Celebrating diversity
protecting the job prospects of Bermudians and ensuring that businesses have sufficient staff to operate efficiently has never been easy.
But there is evidence that the task is getting harder.
A story in today's newspaper reports on the problems that one small restaurant is having getting a dishwasher who will stay on the job and the trouble it got into when it used a non-Bermudian brought into the Island as a commercial cleaner.
There have been other reports as well of problems between non-Bermudians and Bermudians -- notably on construction sites, where the Bermuda Industrial Union alleges that foreign construction workers are being hired in accordance with their home union rules while Bermudians are denied union recognition.
These specific allegations go beyond the anecdotes one hears constantly which either claim that Bermudian employees are unreliable and have a "nine to five-that's not my job description'' mentality, or that non-Bermudians who are less qualified than Bermudians either keep jobs or are brought in to work when a qualified Bermudian applicant is turned down for the same job.
Part of the problem is caused by the fact that the economy is thriving.

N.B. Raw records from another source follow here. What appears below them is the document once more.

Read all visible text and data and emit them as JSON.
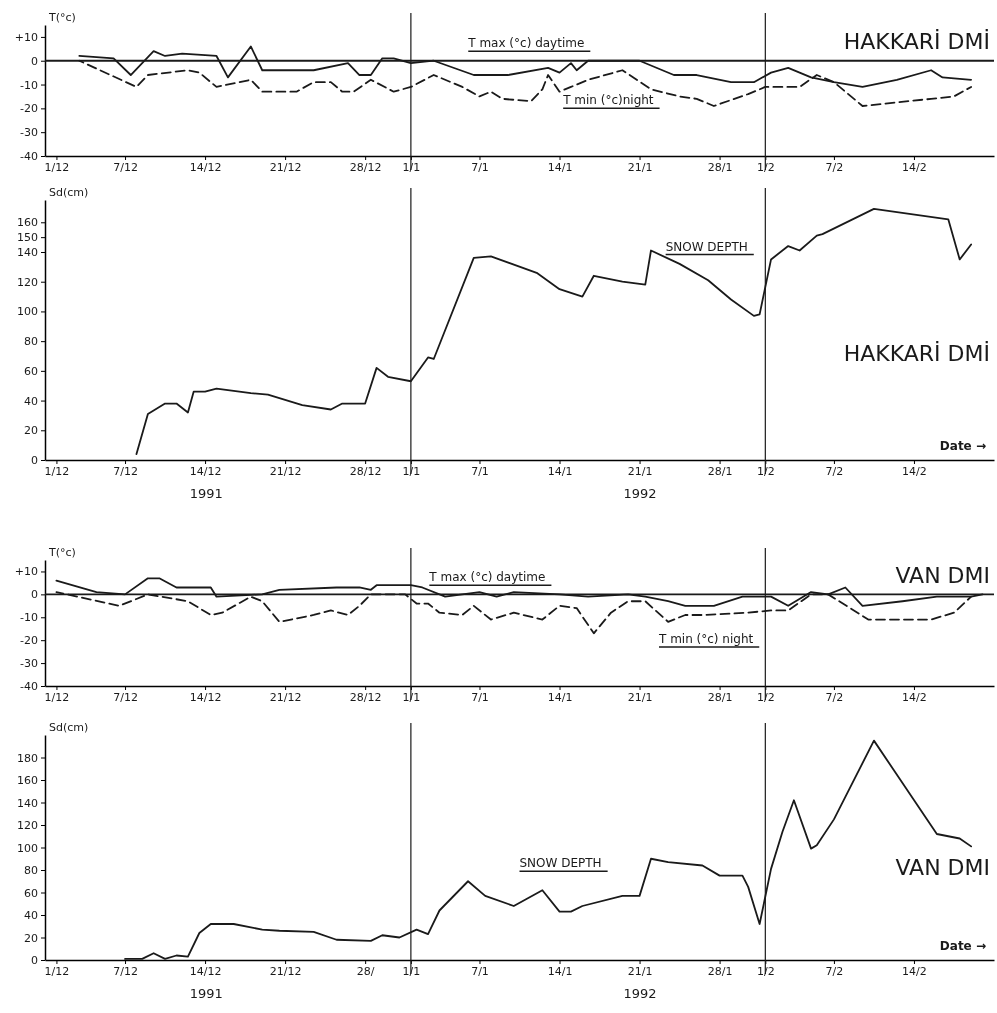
{
  "chart_data": [
    {
      "type": "line",
      "title": "HAKKARİ DMİ",
      "ylabel": "T(°c)",
      "xlim": [
        "1991-11-30",
        "1992-02-21"
      ],
      "ylim": [
        -40,
        15
      ],
      "xticks": [
        {
          "value": "1991-12-01",
          "label": "1/12"
        },
        {
          "value": "1991-12-07",
          "label": "7/12"
        },
        {
          "value": "1991-12-14",
          "label": "14/12"
        },
        {
          "value": "1991-12-21",
          "label": "21/12"
        },
        {
          "value": "1991-12-28",
          "label": "28/12"
        },
        {
          "value": "1992-01-01",
          "label": "1/1"
        },
        {
          "value": "1992-01-07",
          "label": "7/1"
        },
        {
          "value": "1992-01-14",
          "label": "14/1"
        },
        {
          "value": "1992-01-21",
          "label": "21/1"
        },
        {
          "value": "1992-01-28",
          "label": "28/1"
        },
        {
          "value": "1992-02-01",
          "label": "1/2"
        },
        {
          "value": "1992-02-07",
          "label": "7/2"
        },
        {
          "value": "1992-02-14",
          "label": "14/2"
        }
      ],
      "yticks": [
        {
          "value": 10,
          "label": "+10"
        },
        0,
        -10,
        -20,
        -30,
        -40
      ],
      "series": [
        {
          "color": "#1a1a1a",
          "line_style": "solid",
          "x": [
            "1991-12-03",
            "1991-12-06",
            "1991-12-07T12:00",
            "1991-12-09T12:00",
            "1991-12-10T12:00",
            "1991-12-12",
            "1991-12-15",
            "1991-12-16",
            "1991-12-18",
            "1991-12-19",
            "1991-12-23T12:00",
            "1991-12-26T12:00",
            "1991-12-27T12:00",
            "1991-12-28T12:00",
            "1991-12-29T12:00",
            "1991-12-30T12:00",
            "1992-01-01",
            "1992-01-03",
            "1992-01-06T12:00",
            "1992-01-09T12:00",
            "1992-01-13",
            "1992-01-14",
            "1992-01-15",
            "1992-01-15T12:00",
            "1992-01-16T12:00",
            "1992-01-21",
            "1992-01-24",
            "1992-01-26",
            "1992-01-29",
            "1992-01-31",
            "1992-02-01T12:00",
            "1992-02-03",
            "1992-02-05",
            "1992-02-07",
            "1992-02-09T12:00",
            "1992-02-12T12:00",
            "1992-02-15T12:00",
            "1992-02-16T12:00",
            "1992-02-19"
          ],
          "values": [
            2,
            1,
            -6,
            4,
            2,
            3,
            2,
            -7,
            6,
            -4,
            -4,
            -1,
            -6,
            -6,
            1,
            1,
            -1,
            0,
            -6,
            -6,
            -3,
            -5,
            -1,
            -4,
            0,
            0,
            -6,
            -6,
            -9,
            -9,
            -5,
            -3,
            -7,
            -9,
            -11,
            -8,
            -4,
            -7,
            -8
          ]
        },
        {
          "color": "#1a1a1a",
          "line_style": "dashed",
          "x": [
            "1991-12-03",
            "1991-12-08",
            "1991-12-09",
            "1991-12-12T12:00",
            "1991-12-13T12:00",
            "1991-12-15",
            "1991-12-18",
            "1991-12-19",
            "1991-12-22",
            "1991-12-23T12:00",
            "1991-12-25",
            "1991-12-26",
            "1991-12-27",
            "1991-12-28T12:00",
            "1991-12-30T12:00",
            "1992-01-01",
            "1992-01-03",
            "1992-01-05T12:00",
            "1992-01-07",
            "1992-01-08",
            "1992-01-09",
            "1992-01-11T12:00",
            "1992-01-12T12:00",
            "1992-01-13",
            "1992-01-14",
            "1992-01-15",
            "1992-01-16T12:00",
            "1992-01-19T12:00",
            "1992-01-22",
            "1992-01-24T12:00",
            "1992-01-26",
            "1992-01-27T12:00",
            "1992-01-30T12:00",
            "1992-02-01",
            "1992-02-04",
            "1992-02-05T12:00",
            "1992-02-07",
            "1992-02-09T12:00",
            "1992-02-15T12:00",
            "1992-02-17T12:00",
            "1992-02-19"
          ],
          "values": [
            0,
            -11,
            -6,
            -4,
            -5,
            -11,
            -8,
            -13,
            -13,
            -9,
            -9,
            -13,
            -13,
            -8,
            -13,
            -11,
            -6,
            -11,
            -15,
            -13,
            -16,
            -17,
            -12,
            -6,
            -13,
            -11,
            -8,
            -4,
            -12,
            -15,
            -16,
            -19,
            -14,
            -11,
            -11,
            -6,
            -9,
            -19,
            -16,
            -15,
            -11
          ]
        }
      ],
      "ref_lines": [
        {
          "axis": "y",
          "value": 0
        },
        {
          "axis": "x",
          "value": "1992-01-01"
        },
        {
          "axis": "x",
          "value": "1992-02-01"
        }
      ],
      "annotations": [
        "T max (°c)  daytime",
        "T min (°c)night"
      ]
    },
    {
      "type": "line",
      "title": "HAKKARİ DMİ",
      "ylabel": "Sd(cm)",
      "xlabel": "Date →",
      "xlim": [
        "1991-11-30",
        "1992-02-21"
      ],
      "ylim": [
        0,
        175
      ],
      "xticks": [
        {
          "value": "1991-12-01",
          "label": "1/12"
        },
        {
          "value": "1991-12-07",
          "label": "7/12"
        },
        {
          "value": "1991-12-14",
          "label": "14/12"
        },
        {
          "value": "1991-12-21",
          "label": "21/12"
        },
        {
          "value": "1991-12-28",
          "label": "28/12"
        },
        {
          "value": "1992-01-01",
          "label": "1/1"
        },
        {
          "value": "1992-01-07",
          "label": "7/1"
        },
        {
          "value": "1992-01-14",
          "label": "14/1"
        },
        {
          "value": "1992-01-21",
          "label": "21/1"
        },
        {
          "value": "1992-01-28",
          "label": "28/1"
        },
        {
          "value": "1992-02-01",
          "label": "1/2"
        },
        {
          "value": "1992-02-07",
          "label": "7/2"
        },
        {
          "value": "1992-02-14",
          "label": "14/2"
        }
      ],
      "yticks": [
        0,
        20,
        40,
        60,
        80,
        100,
        120,
        140,
        150,
        160
      ],
      "series": [
        {
          "color": "#1a1a1a",
          "line_style": "solid",
          "x": [
            "1991-12-08",
            "1991-12-09",
            "1991-12-10T12:00",
            "1991-12-11T12:00",
            "1991-12-12T12:00",
            "1991-12-13",
            "1991-12-14",
            "1991-12-15",
            "1991-12-18",
            "1991-12-19T12:00",
            "1991-12-22T12:00",
            "1991-12-25",
            "1991-12-26",
            "1991-12-28",
            "1991-12-29",
            "1991-12-30",
            "1992-01-01",
            "1992-01-02T12:00",
            "1992-01-03",
            "1992-01-06T12:00",
            "1992-01-08",
            "1992-01-12",
            "1992-01-14",
            "1992-01-16",
            "1992-01-17",
            "1992-01-19T12:00",
            "1992-01-21T12:00",
            "1992-01-22",
            "1992-01-24T12:00",
            "1992-01-27",
            "1992-01-29",
            "1992-01-31",
            "1992-01-31T12:00",
            "1992-02-01T12:00",
            "1992-02-03",
            "1992-02-04",
            "1992-02-05T12:00",
            "1992-02-06",
            "1992-02-10T12:00",
            "1992-02-17",
            "1992-02-18",
            "1992-02-19"
          ],
          "values": [
            4,
            31,
            38,
            38,
            32,
            46,
            46,
            48,
            45,
            44,
            37,
            34,
            38,
            38,
            62,
            56,
            53,
            69,
            68,
            136,
            137,
            126,
            115,
            110,
            124,
            120,
            118,
            141,
            132,
            121,
            108,
            97,
            98,
            135,
            144,
            141,
            151,
            152,
            169,
            162,
            135,
            145
          ]
        }
      ],
      "ref_lines": [
        {
          "axis": "x",
          "value": "1992-01-01"
        },
        {
          "axis": "x",
          "value": "1992-02-01"
        }
      ],
      "annotations": [
        "SNOW DEPTH",
        "1991",
        "1992"
      ]
    },
    {
      "type": "line",
      "title": "VAN DMI",
      "ylabel": "T(°c)",
      "xlim": [
        "1991-11-30",
        "1992-02-21"
      ],
      "ylim": [
        -40,
        15
      ],
      "xticks": [
        {
          "value": "1991-12-01",
          "label": "1/12"
        },
        {
          "value": "1991-12-07",
          "label": "7/12"
        },
        {
          "value": "1991-12-14",
          "label": "14/12"
        },
        {
          "value": "1991-12-21",
          "label": "21/12"
        },
        {
          "value": "1991-12-28",
          "label": "28/12"
        },
        {
          "value": "1992-01-01",
          "label": "1/1"
        },
        {
          "value": "1992-01-07",
          "label": "7/1"
        },
        {
          "value": "1992-01-14",
          "label": "14/1"
        },
        {
          "value": "1992-01-21",
          "label": "21/1"
        },
        {
          "value": "1992-01-28",
          "label": "28/1"
        },
        {
          "value": "1992-02-01",
          "label": "1/2"
        },
        {
          "value": "1992-02-07",
          "label": "7/2"
        },
        {
          "value": "1992-02-14",
          "label": "14/2"
        }
      ],
      "yticks": [
        {
          "value": 10,
          "label": "+10"
        },
        0,
        -10,
        -20,
        -30,
        -40
      ],
      "series": [
        {
          "color": "#1a1a1a",
          "line_style": "solid",
          "x": [
            "1991-12-01",
            "1991-12-04T12:00",
            "1991-12-07",
            "1991-12-09",
            "1991-12-10",
            "1991-12-11T12:00",
            "1991-12-14T12:00",
            "1991-12-15",
            "1991-12-19",
            "1991-12-20T12:00",
            "1991-12-25T12:00",
            "1991-12-27T12:00",
            "1991-12-28T12:00",
            "1991-12-29",
            "1992-01-01",
            "1992-01-02",
            "1992-01-04",
            "1992-01-07",
            "1992-01-08T12:00",
            "1992-01-10",
            "1992-01-14",
            "1992-01-16T12:00",
            "1992-01-20",
            "1992-01-21T12:00",
            "1992-01-23T12:00",
            "1992-01-25",
            "1992-01-27T12:00",
            "1992-01-30",
            "1992-02-01T12:00",
            "1992-02-03",
            "1992-02-05",
            "1992-02-06T12:00",
            "1992-02-08",
            "1992-02-09T12:00",
            "1992-02-13",
            "1992-02-16",
            "1992-02-19",
            "1992-02-20"
          ],
          "values": [
            6,
            1,
            0,
            7,
            7,
            3,
            3,
            -1,
            0,
            2,
            3,
            3,
            2,
            4,
            4,
            3,
            -1,
            1,
            -1,
            1,
            0,
            -1,
            0,
            -1,
            -3,
            -5,
            -5,
            -1,
            -1,
            -5,
            1,
            0,
            3,
            -5,
            -3,
            -1,
            -1,
            0
          ]
        },
        {
          "color": "#1a1a1a",
          "line_style": "dashed",
          "x": [
            "1991-12-01",
            "1991-12-06T12:00",
            "1991-12-09",
            "1991-12-12T12:00",
            "1991-12-14T12:00",
            "1991-12-15T12:00",
            "1991-12-18",
            "1991-12-19",
            "1991-12-20T12:00",
            "1991-12-23T12:00",
            "1991-12-25",
            "1991-12-26T12:00",
            "1991-12-27T12:00",
            "1991-12-28T12:00",
            "1991-12-31T12:00",
            "1992-01-01T12:00",
            "1992-01-02T12:00",
            "1992-01-03T12:00",
            "1992-01-05T12:00",
            "1992-01-06T12:00",
            "1992-01-08",
            "1992-01-10",
            "1992-01-12T12:00",
            "1992-01-14",
            "1992-01-15T12:00",
            "1992-01-17",
            "1992-01-18T12:00",
            "1992-01-20",
            "1992-01-21T12:00",
            "1992-01-23T12:00",
            "1992-01-25",
            "1992-01-26T12:00",
            "1992-01-30T12:00",
            "1992-02-01T12:00",
            "1992-02-03",
            "1992-02-05",
            "1992-02-06T12:00",
            "1992-02-10",
            "1992-02-15T12:00",
            "1992-02-17T12:00",
            "1992-02-19"
          ],
          "values": [
            1,
            -5,
            0,
            -3,
            -9,
            -8,
            -1,
            -3,
            -12,
            -9,
            -7,
            -9,
            -5,
            0,
            0,
            -4,
            -4,
            -8,
            -9,
            -5,
            -11,
            -8,
            -11,
            -5,
            -6,
            -17,
            -8,
            -3,
            -3,
            -12,
            -9,
            -9,
            -8,
            -7,
            -7,
            0,
            0,
            -11,
            -11,
            -8,
            -1
          ]
        }
      ],
      "ref_lines": [
        {
          "axis": "y",
          "value": 0
        },
        {
          "axis": "x",
          "value": "1992-01-01"
        },
        {
          "axis": "x",
          "value": "1992-02-01"
        }
      ],
      "annotations": [
        "T max (°c) daytime",
        "T min (°c) night"
      ]
    },
    {
      "type": "line",
      "title": "VAN DMI",
      "ylabel": "Sd(cm)",
      "xlabel": "Date →",
      "xlim": [
        "1991-11-30",
        "1992-02-21"
      ],
      "ylim": [
        0,
        200
      ],
      "xticks": [
        {
          "value": "1991-12-01",
          "label": "1/12"
        },
        {
          "value": "1991-12-07",
          "label": "7/12"
        },
        {
          "value": "1991-12-14",
          "label": "14/12"
        },
        {
          "value": "1991-12-21",
          "label": "21/12"
        },
        {
          "value": "1991-12-28",
          "label": "28/"
        },
        {
          "value": "1992-01-01",
          "label": "1/1"
        },
        {
          "value": "1992-01-07",
          "label": "7/1"
        },
        {
          "value": "1992-01-14",
          "label": "14/1"
        },
        {
          "value": "1992-01-21",
          "label": "21/1"
        },
        {
          "value": "1992-01-28",
          "label": "28/1"
        },
        {
          "value": "1992-02-01",
          "label": "1/2"
        },
        {
          "value": "1992-02-07",
          "label": "7/2"
        },
        {
          "value": "1992-02-14",
          "label": "14/2"
        }
      ],
      "yticks": [
        0,
        20,
        40,
        60,
        80,
        100,
        120,
        140,
        160,
        180
      ],
      "series": [
        {
          "color": "#1a1a1a",
          "line_style": "solid",
          "x": [
            "1991-12-07",
            "1991-12-08T12:00",
            "1991-12-09T12:00",
            "1991-12-10T12:00",
            "1991-12-11T12:00",
            "1991-12-12T12:00",
            "1991-12-13T12:00",
            "1991-12-14T12:00",
            "1991-12-16T12:00",
            "1991-12-19",
            "1991-12-20T12:00",
            "1991-12-23T12:00",
            "1991-12-25T12:00",
            "1991-12-28T12:00",
            "1991-12-29T12:00",
            "1991-12-31",
            "1992-01-01T12:00",
            "1992-01-02T12:00",
            "1992-01-03T12:00",
            "1992-01-06",
            "1992-01-07T12:00",
            "1992-01-10",
            "1992-01-12T12:00",
            "1992-01-14",
            "1992-01-15",
            "1992-01-16",
            "1992-01-19T12:00",
            "1992-01-21",
            "1992-01-22",
            "1992-01-23T12:00",
            "1992-01-26T12:00",
            "1992-01-28",
            "1992-01-30",
            "1992-01-30T12:00",
            "1992-01-31T12:00",
            "1992-02-01T12:00",
            "1992-02-02T12:00",
            "1992-02-03T12:00",
            "1992-02-05",
            "1992-02-05T12:00",
            "1992-02-07",
            "1992-02-10T12:00",
            "1992-02-16",
            "1992-02-18",
            "1992-02-19"
          ],
          "values": [
            1,
            1,
            6,
            1,
            4,
            3,
            24,
            32,
            32,
            27,
            26,
            25,
            18,
            17,
            22,
            20,
            27,
            23,
            44,
            70,
            57,
            48,
            62,
            43,
            43,
            48,
            57,
            57,
            90,
            87,
            84,
            75,
            75,
            65,
            32,
            81,
            114,
            142,
            99,
            102,
            125,
            195,
            112,
            108,
            101
          ]
        }
      ],
      "ref_lines": [
        {
          "axis": "x",
          "value": "1992-01-01"
        },
        {
          "axis": "x",
          "value": "1992-02-01"
        }
      ],
      "annotations": [
        "SNOW DEPTH",
        "1991",
        "1992"
      ]
    }
  ]
}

This means that those Bermudians who want to work can work, leaving gaps in areas where local employment was traditionally easy to secure -- there are no special requirements for dishwashing.

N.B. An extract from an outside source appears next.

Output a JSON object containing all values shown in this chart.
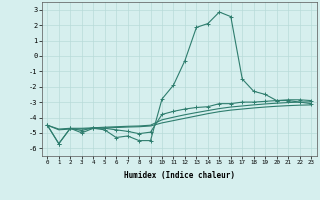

At the same time, there does seem to be some evidence that non-Bermudians are being preferred for some positions, sometimes for good reason but in some cases, to allow a higher-up in a company to preserve their position, safe in the knowledge that their subordinate will be gone in a few years.
But there is also evidence that some Bermudians have a strong sense of entitlement and believe that merely fulfilling the basic requirements of a job entitles them to promotion and preferment.
Even though this does not apply to all Bermudians, all Bermudians can end up being tarred with the same brush, in the same way that the insensitive and unqualified non-Bermudian's reputation damages the image of all non-Bermudians in the workforce.
Bermuda, as long as it has a strong economy, will always need non-Bermudian workers. There are, quite simply, more jobs than there are Bermudians to fill them.
But the damaging anecdotes and groundless claims which circulate among Bermudians and non-Bermudians need to be stopped.
Bermuda, with notable exceptions, still tends to work as one from nine to five and then people go their separate ways -- black Bermudians congregating with black Bermudians, white Bermudians with white Bermudians and expatriates with expatriates.
Making a greater effort on all sides to get to know each other as people -- not superiors or subordinates -- would go a long way to destroying the stereotypes which do so much to separate us.
To be sure, Bermuda is made up of many different cultures and not everyone feels comfortable moving from one to another. But Bermuda should celebrate its diversity take the best that all its cultures have to offer, instead of dwelling on the worst.